Description
-
I have checked that this issue has not already been reported.
-
I have confirmed this bug exists on the latest version of pandas.
-
(optional) I have confirmed this bug exists on the master branch of pandas.
df_b = pd.DataFrame(dict(p=[1,2,3], q=[2,3,4]))
df_a = pd.DataFrame(dict(p=[2,3,4], q=[1,2,3]))

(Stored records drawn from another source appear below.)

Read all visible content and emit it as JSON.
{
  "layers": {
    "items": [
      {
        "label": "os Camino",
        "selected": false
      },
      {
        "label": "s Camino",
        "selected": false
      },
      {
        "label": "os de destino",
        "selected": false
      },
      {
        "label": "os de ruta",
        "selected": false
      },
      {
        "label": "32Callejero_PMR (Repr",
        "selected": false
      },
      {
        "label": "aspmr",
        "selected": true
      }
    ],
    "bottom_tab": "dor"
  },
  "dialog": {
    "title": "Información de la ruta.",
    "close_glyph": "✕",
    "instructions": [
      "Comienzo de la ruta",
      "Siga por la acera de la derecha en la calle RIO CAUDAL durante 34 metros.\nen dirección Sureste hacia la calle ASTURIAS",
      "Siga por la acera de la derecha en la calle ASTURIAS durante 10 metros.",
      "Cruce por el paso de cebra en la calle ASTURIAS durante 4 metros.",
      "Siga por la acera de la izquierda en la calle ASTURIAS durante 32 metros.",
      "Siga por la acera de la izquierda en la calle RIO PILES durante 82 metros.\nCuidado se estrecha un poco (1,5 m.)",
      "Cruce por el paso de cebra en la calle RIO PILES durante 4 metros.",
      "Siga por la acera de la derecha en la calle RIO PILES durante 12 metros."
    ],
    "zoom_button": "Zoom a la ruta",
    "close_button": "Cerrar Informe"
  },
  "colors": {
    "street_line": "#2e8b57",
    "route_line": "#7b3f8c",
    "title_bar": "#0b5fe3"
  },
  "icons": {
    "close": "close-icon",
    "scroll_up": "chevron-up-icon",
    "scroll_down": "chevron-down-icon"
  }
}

pd.merge(left=df_b, right=df_a, on=['p'], how='outer', suffixes={'_b', '_a'})
Current output:
p | q_a | q_b | |
---|---|---|---|
0 | 1 | 2.0 | NaN |
1 | 2 | 3.0 | 1.0 |
2 | 3 | 4.0 | 2.0 |
3 | 4 | NaN | 3.0 |
Expected Output:
p | q_b | q_a | |
---|---|---|---|
0 | 1 | 2.0 | NaN |
1 | 2 | 3.0 | 1.0 |
2 | 3 | 4.0 | 2.0 |
3 | 4 | NaN | 3.0 |
Problem description
This line is causing the issue:
lsuf, rsuf = self.suffixes
When you unpack set it returns elements in sorted order:
l, r = (2, 1); print(l, r) # l=2, r=1
l, r = [2, 1]; print(l, r) # l=2, r=1
l, r = {2, 1}; print(l, r) # l=1, r=2
Output of pd.show_versions()
pandas : 1.0.3
numpy : 1.18.3
pytz : 2019.3
dateutil : 2.8.1
pip : 20.0.2
setuptools : 46.1.3.post20200330
Cython : None
pytest : None
hypothesis : None
sphinx : None
blosc : None
feather : None
xlsxwriter : None
lxml.etree : None
html5lib : None
pymysql : None
psycopg2 : None
jinja2 : None
IPython : 7.13.0
pandas_datareader: None
bs4 : None
bottleneck : None
fastparquet : None
gcsfs : None
lxml.etree : None
matplotlib : 3.2.1
numexpr : None
odfpy : None
openpyxl : None
pandas_gbq : None
pyarrow : None
pytables : None
pytest : None
pyxlsb : None
s3fs : 0.4.2
scipy : 1.4.1
sqlalchemy : None
tables : None
tabulate : None
xarray : None
xlrd : None
xlwt : None
xlsxwriter : None
numba : None]